Sports by Bryan Davis, former West Indies Test cricketer
The fortunes of West Indian cricket and that of the Trinidad & Tobago team are inter-locked. Both are getting so accustomed to losing that they are now satisfied with it. So much so that the coaches, managers and administrators are running out of excuses!
The silence after the West Indies defeat by New Zealand in the Cricket World Cup (CWC) quarter final and the loss by T&T in the last game of the four-day competition against the Leewards, is deafening. No reasons are being put forward as to why our Caribbean cricketers have reached this state!
The chairman of the WI selectors, Clive Lloyd, believes that the WI team just need to play to their potential in order to do well. Quite often, captains and coaches make this statement when they know their side is no good. It’s usually an assertion behind which to hide and then hope for the best!

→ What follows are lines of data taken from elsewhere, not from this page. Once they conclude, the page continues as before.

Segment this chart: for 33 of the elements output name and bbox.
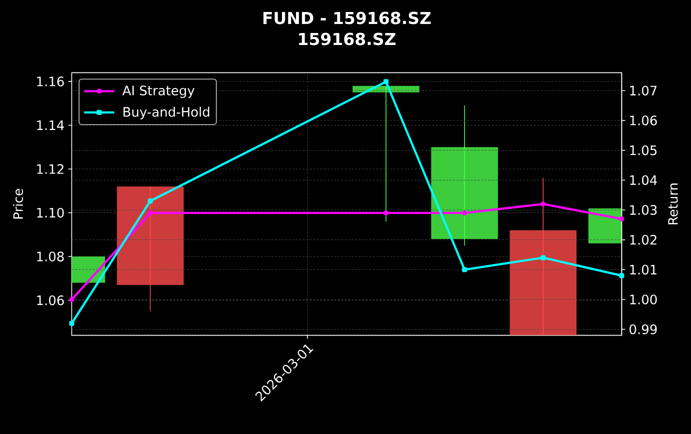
- y-tick-label: 1.16: [37, 76, 64, 86]
- y-tick-label: 1.08: [37, 252, 64, 262]
- y-axis-title: Price: [12, 188, 24, 219]
- chart-title: FUND - 159168.SZ: [263, 12, 431, 24]
- y2-axis-title: Return: [668, 184, 678, 224]
- point: [540, 202, 546, 206]
- y2-tick-label: 1.00: [630, 294, 657, 304]
- point: [462, 267, 468, 272]
- point: [383, 79, 388, 84]
- y2-tick-label: 1.05: [630, 145, 657, 156]
- point: [462, 210, 468, 216]
- chart-subtitle: 159168.SZ: [299, 32, 396, 46]
- point: [148, 198, 153, 204]
- y2-tick-label: 1.03: [630, 205, 657, 215]
- point: [69, 296, 74, 302]
- y-tick-label: 1.06: [37, 295, 64, 306]
- point: [540, 255, 546, 260]
- point: [148, 210, 153, 216]
- y-tick-label: 1.10: [37, 208, 64, 218]
- y2-tick-label: 1.06: [630, 116, 657, 126]
- legend-label: Buy-and-Hold: [124, 106, 210, 120]
- y2-tick-label: 1.01: [630, 264, 656, 275]
- y2-tick-label: 1.07: [630, 86, 657, 96]
- point: [69, 320, 74, 326]
- y2-tick-label: 1.02: [630, 234, 656, 245]
- point: [383, 210, 388, 216]
- legend-label: AI Strategy: [122, 86, 194, 98]
- y2-tick-label: 1.04: [630, 175, 657, 186]
- point: [619, 273, 624, 278]
- y2-tick-label: 0.99: [630, 324, 657, 334]
- y-tick-label: 1.12: [37, 164, 64, 174]
- point: [619, 216, 624, 222]
- y-tick-label: 1.14: [37, 120, 64, 130]
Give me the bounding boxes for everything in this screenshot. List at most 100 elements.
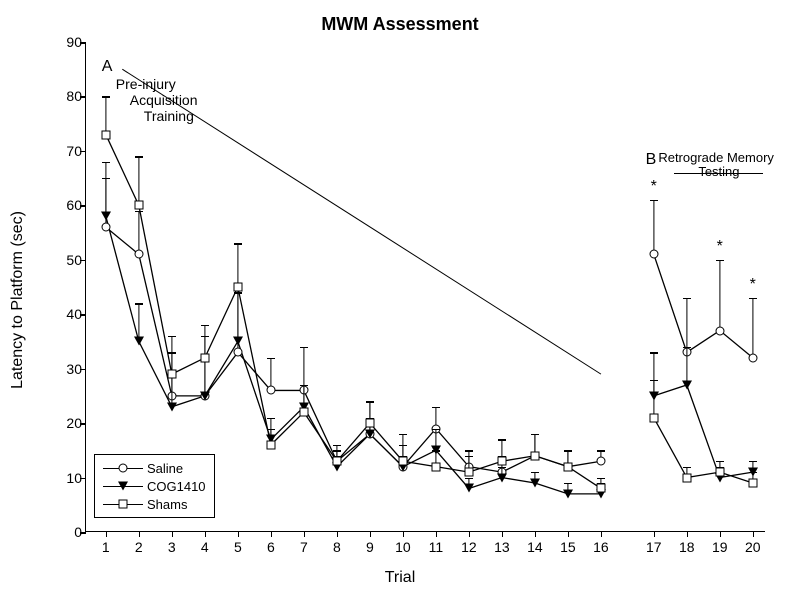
error-cap	[432, 429, 440, 430]
error-cap	[564, 483, 572, 484]
y-tick-label: 60	[44, 197, 82, 213]
error-cap	[168, 336, 176, 337]
y-tick	[80, 205, 86, 207]
error-cap	[650, 380, 658, 381]
x-axis-label: Trial	[385, 569, 416, 587]
y-tick-label: 20	[44, 415, 82, 431]
data-point-marker	[596, 484, 605, 493]
y-tick	[80, 96, 86, 98]
x-tick-label: 15	[560, 539, 576, 555]
panel-a-annotation: APre-injuryAcquisitionTraining	[102, 58, 198, 124]
legend-row: Shams	[103, 495, 206, 513]
x-tick	[238, 531, 240, 537]
error-cap	[135, 303, 143, 304]
x-tick-label: 6	[267, 539, 275, 555]
data-point-marker	[530, 479, 540, 488]
error-bar	[138, 303, 139, 341]
data-point-marker	[266, 440, 275, 449]
x-tick-label: 18	[679, 539, 695, 555]
error-cap	[465, 456, 473, 457]
legend-label: COG1410	[147, 479, 206, 494]
error-cap	[333, 450, 341, 451]
data-point-marker	[200, 353, 209, 362]
data-point-marker	[101, 223, 110, 232]
data-point-marker	[563, 462, 572, 471]
panel-b-annotation: BRetrograde MemoryTesting	[646, 151, 774, 180]
y-tick	[80, 423, 86, 425]
error-cap	[267, 429, 275, 430]
y-tick	[80, 478, 86, 480]
legend-label: Shams	[147, 497, 187, 512]
error-bar	[719, 260, 720, 331]
data-point-marker	[101, 212, 111, 221]
x-tick	[687, 531, 689, 537]
error-bar	[138, 156, 139, 205]
significance-marker: *	[750, 276, 756, 294]
data-point-marker	[596, 457, 605, 466]
x-tick	[469, 531, 471, 537]
data-point-marker	[398, 457, 407, 466]
error-cap	[102, 178, 110, 179]
error-bar	[237, 243, 238, 287]
data-point-marker	[682, 381, 692, 390]
error-cap	[234, 243, 242, 244]
data-point-marker	[649, 250, 658, 259]
data-point-marker	[119, 464, 128, 473]
legend-row: COG1410	[103, 477, 206, 495]
x-tick	[271, 531, 273, 537]
y-tick	[80, 532, 86, 534]
error-cap	[650, 352, 658, 353]
error-bar	[653, 200, 654, 254]
error-cap	[716, 461, 724, 462]
error-cap	[432, 450, 440, 451]
x-tick	[205, 531, 207, 537]
y-tick-label: 10	[44, 470, 82, 486]
data-point-marker	[497, 473, 507, 482]
error-bar	[752, 298, 753, 358]
error-bar	[237, 292, 238, 341]
data-point-marker	[431, 462, 440, 471]
error-cap	[683, 467, 691, 468]
data-point-marker	[464, 484, 474, 493]
data-point-marker	[563, 489, 573, 498]
y-axis-label: Latency to Platform (sec)	[9, 211, 27, 389]
data-point-marker	[682, 473, 691, 482]
x-tick-label: 5	[234, 539, 242, 555]
data-point-marker	[649, 413, 658, 422]
data-point-marker	[266, 386, 275, 395]
data-point-marker	[299, 408, 308, 417]
x-tick	[139, 531, 141, 537]
data-point-marker	[134, 250, 143, 259]
x-tick-label: 3	[168, 539, 176, 555]
data-point-marker	[365, 430, 375, 439]
x-tick	[304, 531, 306, 537]
error-cap	[333, 445, 341, 446]
legend: Saline COG1410 Shams	[94, 454, 215, 518]
x-tick	[370, 531, 372, 537]
error-cap	[465, 478, 473, 479]
error-cap	[366, 401, 374, 402]
x-tick-label: 11	[429, 539, 444, 555]
data-point-marker	[119, 500, 128, 509]
x-tick-label: 12	[461, 539, 477, 555]
legend-label: Saline	[147, 461, 183, 476]
data-point-marker	[748, 479, 757, 488]
x-tick-label: 13	[494, 539, 510, 555]
data-point-marker	[200, 391, 210, 400]
error-cap	[399, 434, 407, 435]
y-tick	[80, 151, 86, 153]
data-point-marker	[167, 402, 177, 411]
error-bar	[171, 336, 172, 374]
data-point-marker	[167, 370, 176, 379]
data-point-marker	[715, 326, 724, 335]
error-cap	[201, 325, 209, 326]
error-cap	[102, 162, 110, 163]
y-tick-label: 40	[44, 306, 82, 322]
error-cap	[498, 439, 506, 440]
significance-marker: *	[651, 178, 657, 196]
y-tick-label: 50	[44, 252, 82, 268]
y-tick-label: 0	[44, 524, 82, 540]
error-cap	[135, 156, 143, 157]
data-point-marker	[365, 419, 374, 428]
y-tick-label: 90	[44, 34, 82, 50]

Sir Richie Richardson made some ridiculous remarks as team manager before the tournament, after the WI lost a warm-up match against England. They were bowled out for 122 while their opponents reached the target in less than 23 overs, losing just one wicket in the process.
Sir Richie: “Not a very good start but it’s not about the start it’s about the finish…Tonight is no reflection of how we have been training or anything to do with the mood in the camp. It was just very strange that England got the better of us in that particular way.”
He is talking about a team that is about to enter the rigours of competition on the international stage! He does not recognise that the start for the World Cup should have been a year earlier. The team’s training is judged by their performance and if it does not reflect the mood in the camp then the players must be lackadaisical and half-hearted off the field! Next he says that it’s strange, etc. I can’t for the life of me imagine what the manager was trying to convey in this statement.
The point I’m trying to bring home here is that the absence of proper analysis by the manager before the first ball was bowled in the CWC resulted in a total lack of knowledge of the players and their ability, and an inability to read cricketers and cricket games in particular. And this is the West Indies Cricket Board’s choice of manager!
There was no official coach of the team and Stuart Williams, the batting coach, and Sir Curtly Ambrose (bowling) tried their best to fill the void.
Lloyd was present at the games, probably waiting for the WI team to play to their potential. I wish I had the time and space to list all the foolish declarations of Lloyd before the CWC, from the selection of the team to his predictions!
He chose to embarrass a promising young cricketer by selecting him to lead the WI to South Africa in the ODIs and then to the CWC where the audience is in the millions. All this could only have ended with Jason Holder developing an inferiority complex, changing his nature from bright, enthusiastic and effervescent to one of uncertainty, hesitation and disbelief.
Good timing of changes is vital in cricket and just as it was not right to change leadership that close to a crucial international tournament, so it was also bad timing to leave out Dwayne Bravo and Kieron Pollard, two cricketers who – though they might not have secured a WI win or better performance in the series – would have spurred the team to play with more enthusiasm and higher morale. These two would most certainly have lifted the spirit of the side so that the West Indian cricketers would at least have looked sharper in the field, with no slumping of shoulders or sulking as was so evident.
After the WI’s awful decline in performance, results and aptitude it would be interesting to see what changes, if any, the WICB effects. The hiring of Phil Simmons is a plus although if he has to work with the same selectors, Director of Cricket and manager and if he’s not allowed autonomy, it will be the same old story!
T&T’s cricketers won two matches out of ten in the novel regional four-day franchise competition. The fresh format allowed for home and away games; T&T lost four at home, two away and won in Antigua and Jamaica – a dismal performance. Yet we, the public, have not heard as yet from the administrators of cricket, the T&TCB, as to the reasons behind such poor performances. Was it bad management, inadequate preparation, inept coaching?
The T&TCB is accountable and must therefore help the cricket fan understand what happened. If we’re just not good enough then what is being done to change that?